The addition of the singers in particular, and to a certain extent the string quartet (as arranged by Mike Gibbs), often sounded like they were attached as separate entities rather than woven into the general musical spread. The choir parts had the feel of a late 1960s flower power movie soundtrack, but without the benefit of an exotica kitsch style. There were times when I was simply yearning for a straight quintet gig, as it was these core combo stretches that provided the most affecting musical moments. It’s not clear whether the sporadic blandness was down to a problematic relationship with the vocal interpretations, or whether the mood of sweeping Hollywood drama was intended as a more positive evocation of this unavoidably tragic history.
There was one section, with the quintet alone, that revealed a more turbulent nature, effectively backdropped just by minimalist footage of rippling blue waters, potently incongruous when partnered with the distressed sonic spread unfurling in front of the screen. “We are driven from our home, we have no more land,” the choir sang, but without the required dark character and melancholy weight. The other strongly individual soloist was Greg Leisz, on pedal steel, firstly forming an odd contrast with the choir and string section, and secondly, creating an unusual floating cowboy resonance to meld with this narrative, partnered by the mellower solos of guitarist Bill Frisell.
Contrastingly, the final night of the festival found Herbie Hancock delivering a set with no particular concept other than to reflect his past funkier side, mainly concentrating on material from the 1970s albums. Again, this was a controversial set, as post-show canvassing of opinions between fellow critics and musicians revealed your scribe to be in a distinct minority, having considered the performance to be a reasonably strong offering from our veteran keyboardist. The main obstacle to contend with was an overly loud mix that swallowed up the bass frequencies, and spat them out as deep gruel. Fortunately this didn’t hamper the frequencies mostly preferred by Hancock and multi-instrumentalist sideman Terrace Martin.
This being the third occasion that I have witnessed the Herbie band since July, it’s remarkable to note that the current tour-that-never-ends is already undergoing heavy evolution.
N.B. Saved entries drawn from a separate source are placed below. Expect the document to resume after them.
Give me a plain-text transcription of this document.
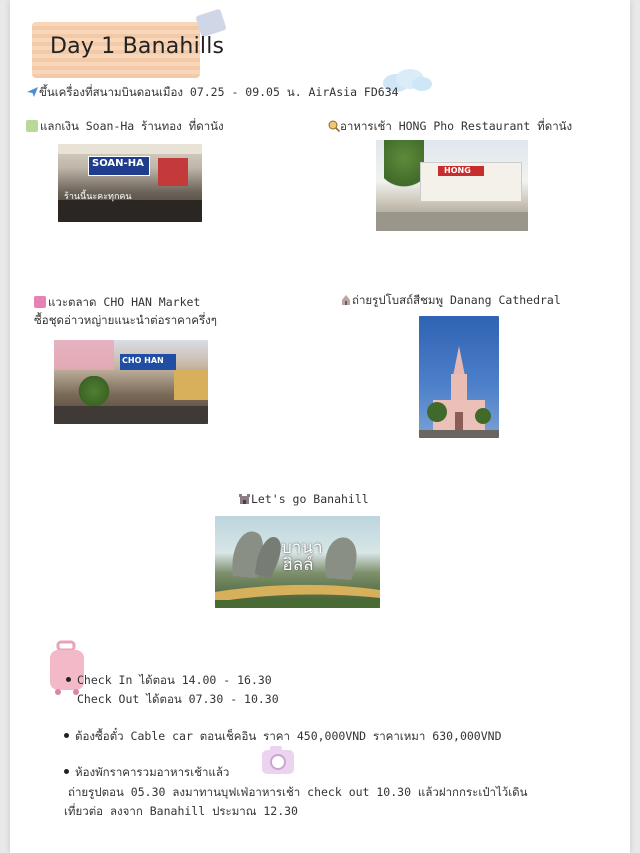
Day 1 Banahills
ขึ้นเครื่องที่สนามบินดอนเมือง 07.25 - 09.05 น. AirAsia FD634
แลกเงิน Soan-Ha ร้านทอง ที่ดานัง
SOAN-HA
ร้านนี้นะคะทุกคน
อาหารเช้า HONG Pho Restaurant ที่ดานัง
HONG
แวะตลาด CHO HAN Market
ซื้อชุดอ่าวหญ่ายแนะนำต่อราคาครึ่งๆ
CHO HAN
ถ่ายรูปโบสถ์สีชมพู Danang Cathedral
Let's go Banahill
บานา ฮิลล์
Check In ได้ตอน 14.00 - 16.30
Check Out ได้ตอน 07.30 - 10.30
ต้องซื้อตั๋ว Cable car ตอนเช็คอิน ราคา 450,000VND ราคาเหมา 630,000VND
ห้องพักราคารวมอาหารเช้าแล้ว
ถ่ายรูปตอน 05.30 ลงมาทานบุฟเฟ่อาหารเช้า check out 10.30 แล้วฝากกระเป๋าไว้เดิน
เที่ยวต่อ ลงจาก Banahill ประมาณ 12.30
The band line-up is now cut back to a quartet, guitarist Lionel Loueke having departed (thereby markedly reducing the wash of electronic effects) and drummer Vinnie Colaiuta now replaced by hip-hop sessioneer Trevor Lawrence Jr., who brings a more straightforward beat to the proceedings.
The flowing funkiness has been honed and directed in streamlined fashion. Yes, there’s a vocoder obsession, with Hancock and Martin infesting nearly every number with their weebly vocalising, but the bandleader’s own solos were particularly vigorous, involving extended explorations with complex escalations, and a remarkably percussive attack. Martin was at his most striking when playing saxophone, and Hancock was also in an outgoing, humorous shape, as he nonchalantly quizzed bassman James Genus about his new footwear. How many times have we ever heard that kind of banter, in our history of gig-going? Hancock’s bond with the crowd was strong, his energy levels high, and by the time of the Rockit encore, he was strutting to the front with his keytar strapped on, and actually jogged offstage twice, in a grand show of 77-year-old denial.